GG: I don’t like the roof. I don’t see that it’s made the tournament any better than it was for years and years. If anything, it’s added an element of unfairness. The conditions are not the same for everyone in the tournament, and those who are regularly scheduled to play on Centre Court could potentially be playing an indoor tournament for a chunk of the fortnight. Grass is an outdoor surface, and the tournament should be played in the outdoors.

BW: If they have a day early in the tournament that’s washed out, the ability to stage four or five matches on Centre Court is not very meaningful in terms of the entire schedule. It seems all about preserving a day of play for the highest-paying ticket holders. I wonder if they would ever restrict themselves to using the roof in the second week, when allowing the Centre Court schedule to march on would have an impact on whether a player has to give up a rest day in-between two huge matches. But now that they’ve shelled out for it, they’ve got to use it, I suppose.

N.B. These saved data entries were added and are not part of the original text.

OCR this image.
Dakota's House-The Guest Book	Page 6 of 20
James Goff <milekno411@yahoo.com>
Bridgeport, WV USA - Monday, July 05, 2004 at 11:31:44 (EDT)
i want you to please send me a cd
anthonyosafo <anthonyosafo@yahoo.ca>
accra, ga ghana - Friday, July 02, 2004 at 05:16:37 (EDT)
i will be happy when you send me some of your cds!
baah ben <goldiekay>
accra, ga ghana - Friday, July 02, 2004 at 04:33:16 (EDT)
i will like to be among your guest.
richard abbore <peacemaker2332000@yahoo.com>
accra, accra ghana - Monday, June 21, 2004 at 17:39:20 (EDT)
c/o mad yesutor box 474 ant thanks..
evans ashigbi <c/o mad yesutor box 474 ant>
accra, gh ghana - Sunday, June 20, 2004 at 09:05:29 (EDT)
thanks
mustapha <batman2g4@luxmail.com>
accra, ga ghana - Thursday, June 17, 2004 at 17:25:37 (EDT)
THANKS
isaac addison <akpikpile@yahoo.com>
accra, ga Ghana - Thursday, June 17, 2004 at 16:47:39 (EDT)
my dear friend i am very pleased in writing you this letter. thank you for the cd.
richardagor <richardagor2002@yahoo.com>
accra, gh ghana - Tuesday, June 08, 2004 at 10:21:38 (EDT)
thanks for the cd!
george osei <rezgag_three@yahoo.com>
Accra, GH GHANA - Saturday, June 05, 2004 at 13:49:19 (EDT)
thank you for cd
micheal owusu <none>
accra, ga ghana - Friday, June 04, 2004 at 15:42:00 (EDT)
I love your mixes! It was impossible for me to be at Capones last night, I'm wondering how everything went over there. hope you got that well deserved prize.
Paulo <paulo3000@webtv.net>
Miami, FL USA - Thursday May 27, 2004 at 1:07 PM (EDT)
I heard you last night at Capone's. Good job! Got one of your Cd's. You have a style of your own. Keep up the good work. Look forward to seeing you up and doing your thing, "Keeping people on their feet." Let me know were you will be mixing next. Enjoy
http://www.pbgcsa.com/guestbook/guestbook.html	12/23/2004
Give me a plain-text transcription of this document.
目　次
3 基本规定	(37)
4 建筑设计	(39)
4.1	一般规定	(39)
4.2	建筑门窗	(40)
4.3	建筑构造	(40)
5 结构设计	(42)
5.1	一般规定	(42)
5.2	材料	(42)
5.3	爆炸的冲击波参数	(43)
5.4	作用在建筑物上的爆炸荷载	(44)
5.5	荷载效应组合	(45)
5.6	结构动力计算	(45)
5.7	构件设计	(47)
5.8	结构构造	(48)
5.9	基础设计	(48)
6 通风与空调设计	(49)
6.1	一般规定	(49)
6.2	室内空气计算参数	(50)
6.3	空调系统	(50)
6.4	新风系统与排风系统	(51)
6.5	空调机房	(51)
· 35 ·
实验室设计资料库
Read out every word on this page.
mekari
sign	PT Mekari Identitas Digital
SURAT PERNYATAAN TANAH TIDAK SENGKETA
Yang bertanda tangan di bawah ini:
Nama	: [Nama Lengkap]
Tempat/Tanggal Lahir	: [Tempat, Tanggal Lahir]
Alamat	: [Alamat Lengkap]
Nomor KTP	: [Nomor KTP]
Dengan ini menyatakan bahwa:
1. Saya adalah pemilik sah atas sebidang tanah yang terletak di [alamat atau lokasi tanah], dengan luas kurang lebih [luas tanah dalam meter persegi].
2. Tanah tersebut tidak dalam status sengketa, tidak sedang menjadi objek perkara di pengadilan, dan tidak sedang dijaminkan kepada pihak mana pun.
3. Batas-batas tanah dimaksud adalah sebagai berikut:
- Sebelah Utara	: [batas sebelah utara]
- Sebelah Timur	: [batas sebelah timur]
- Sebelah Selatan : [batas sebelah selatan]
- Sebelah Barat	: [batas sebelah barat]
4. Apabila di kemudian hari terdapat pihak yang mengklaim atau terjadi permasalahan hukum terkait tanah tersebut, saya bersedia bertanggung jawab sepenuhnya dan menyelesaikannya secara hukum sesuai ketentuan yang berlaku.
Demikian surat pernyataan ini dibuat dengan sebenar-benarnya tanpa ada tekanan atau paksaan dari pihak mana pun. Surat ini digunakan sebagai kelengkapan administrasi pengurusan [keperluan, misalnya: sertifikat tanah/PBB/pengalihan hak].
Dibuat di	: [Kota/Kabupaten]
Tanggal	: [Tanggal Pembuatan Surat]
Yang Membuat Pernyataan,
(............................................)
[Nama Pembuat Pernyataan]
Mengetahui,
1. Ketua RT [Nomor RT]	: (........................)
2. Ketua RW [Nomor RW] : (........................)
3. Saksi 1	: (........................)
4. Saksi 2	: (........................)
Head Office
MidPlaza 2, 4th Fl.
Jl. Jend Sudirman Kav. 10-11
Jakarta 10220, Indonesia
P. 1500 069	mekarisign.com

The humidity generated by closing the roof makes the balls and the Centre Court play even slower than we’ve already mentioned, so the matches lose even more fizz.

[About the authors: Western New Yorker Brad Wilber is a college librarian and crossword puzzle editor for the Chronicle of Higher Education. His tennis fandom began when he sat down in front of the TV for Super Saturday at the 1984 U.S. Open. For many years he has been a major statistical contributor to www.chrisevert.net. Gabe Gonzalez is a DC-area lawyer, whose love of tennis began as a teenager while growing up in Miami. He misses the ’80s because, not only was the music better, but he could play tennis after school every day. He considers Martina Navratilova the greatest tennis player of all time.]